EBITDA represents net income before interest, taxes, depreciation and amortization. EBITDA is presented because NRG considers it an important supplemental measure of its performance and believes debt-holders frequently use EBITDA to analyze operating performance and debt service capacity. EBITDA has limitations as an analytical tool, and you should not consider it in isolation, or as a substitute for analysis of our operating results as reported under GAAP. Some of these limitations are:• EBITDA does not reflect cash expenditures, or future requirements for capital expenditures, or contractual commitments;• EBITDA does not reflect changes in, or cash requirements for, working capital needs;• EBITDA does not reflect the significant interest expense, or the cash requirements necessary to service interest or principal payments, on debts;• Although depreciation and amortization are non-cash charges, the assets being depreciated and amortized will often have to be replaced in the future, and EBITDA does not reflect any cash requirements for such replacements; and• Other companies in this industry may calculate EBITDA differently than NRG does, limiting its usefulness as a comparative measure.
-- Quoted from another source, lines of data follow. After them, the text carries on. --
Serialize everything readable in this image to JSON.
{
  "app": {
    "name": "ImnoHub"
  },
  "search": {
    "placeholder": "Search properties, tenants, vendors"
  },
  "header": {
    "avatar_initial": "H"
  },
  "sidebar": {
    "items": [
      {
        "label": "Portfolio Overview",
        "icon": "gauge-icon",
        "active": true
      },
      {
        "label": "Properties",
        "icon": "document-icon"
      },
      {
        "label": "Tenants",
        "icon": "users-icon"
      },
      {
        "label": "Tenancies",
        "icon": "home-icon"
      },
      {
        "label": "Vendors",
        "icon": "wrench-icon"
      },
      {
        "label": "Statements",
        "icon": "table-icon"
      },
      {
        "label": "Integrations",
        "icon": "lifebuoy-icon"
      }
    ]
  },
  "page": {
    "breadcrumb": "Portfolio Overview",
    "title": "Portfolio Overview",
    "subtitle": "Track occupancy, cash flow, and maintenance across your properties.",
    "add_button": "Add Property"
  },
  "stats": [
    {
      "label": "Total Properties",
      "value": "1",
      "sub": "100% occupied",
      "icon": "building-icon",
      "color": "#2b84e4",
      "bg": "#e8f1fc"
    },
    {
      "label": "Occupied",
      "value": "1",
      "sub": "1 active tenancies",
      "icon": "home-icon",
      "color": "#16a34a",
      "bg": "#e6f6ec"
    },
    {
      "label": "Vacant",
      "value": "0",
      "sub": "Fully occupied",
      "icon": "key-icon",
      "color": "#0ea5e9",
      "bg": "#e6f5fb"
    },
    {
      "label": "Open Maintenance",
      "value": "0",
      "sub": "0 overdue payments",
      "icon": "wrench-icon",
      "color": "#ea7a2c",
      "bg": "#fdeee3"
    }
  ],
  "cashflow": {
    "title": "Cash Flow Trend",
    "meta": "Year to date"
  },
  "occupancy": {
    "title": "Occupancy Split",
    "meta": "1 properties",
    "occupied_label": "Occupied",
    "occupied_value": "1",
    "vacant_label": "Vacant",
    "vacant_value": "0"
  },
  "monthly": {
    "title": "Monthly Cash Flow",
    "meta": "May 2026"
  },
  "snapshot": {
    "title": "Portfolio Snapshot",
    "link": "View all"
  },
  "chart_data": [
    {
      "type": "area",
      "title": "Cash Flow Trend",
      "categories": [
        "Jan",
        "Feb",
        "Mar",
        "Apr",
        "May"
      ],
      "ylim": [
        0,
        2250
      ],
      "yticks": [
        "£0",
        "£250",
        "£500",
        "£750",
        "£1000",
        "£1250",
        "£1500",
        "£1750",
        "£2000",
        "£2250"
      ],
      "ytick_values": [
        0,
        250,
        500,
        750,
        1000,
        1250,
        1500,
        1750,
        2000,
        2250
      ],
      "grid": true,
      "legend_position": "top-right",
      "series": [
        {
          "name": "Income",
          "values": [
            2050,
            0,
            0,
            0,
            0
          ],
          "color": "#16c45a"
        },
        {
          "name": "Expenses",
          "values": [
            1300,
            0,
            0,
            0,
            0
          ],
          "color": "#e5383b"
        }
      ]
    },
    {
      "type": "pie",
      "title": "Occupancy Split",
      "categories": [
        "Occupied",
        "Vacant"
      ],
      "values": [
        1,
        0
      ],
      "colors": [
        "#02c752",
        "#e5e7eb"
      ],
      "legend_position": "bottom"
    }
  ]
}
Because of these limitations, EBITDA should not be considered as a measure of discretionary cash available to use to invest in the growth of NRG’s business. NRG compensates for these limitations by relying primarily on our GAAP results and using EBITDA and Adjusted EBITDA only supplementally. See the statements of cash flow included in the financial statements that are a part of this press release.
Adjusted EBITDA is presented as a further supplemental measure of operating performance. Adjusted EBITDA represents EBITDA adjusted for reorganization, restructuring, impairment and corporate relocation charges, discontinued operations, and write downs and losses on the sales of equity method investments; factors which we do not consider indicative of future operating performance. The reader is encouraged to evaluate each adjustment and the reasons NRG considers it appropriate for supplemental analysis. As an analytical tool, Adjusted EBITDA is subject to all of the limitations applicable to EBITDA. In addition, in evaluating Adjusted EBITDA, the reader should be aware that in the future NRG may incur expenses similar to the adjustments in this presentation.
Similar to Adjusted EBITDA, Adjusted net income represents net income adjusted for reorganization, restructuring, impairment and corporate relocation charges, discontinued operations, and write downs and losses on the sales of equity method investments; factors which we do not consider indicative of future operating performance. The reader is encouraged to evaluate each adjustment and the reasons NRG considers it appropriate for supplemental analysis. In addition, in evaluating Adjusted net income, the reader should be aware that in the future NRG may incur expenses similar to the adjustments in this presentation.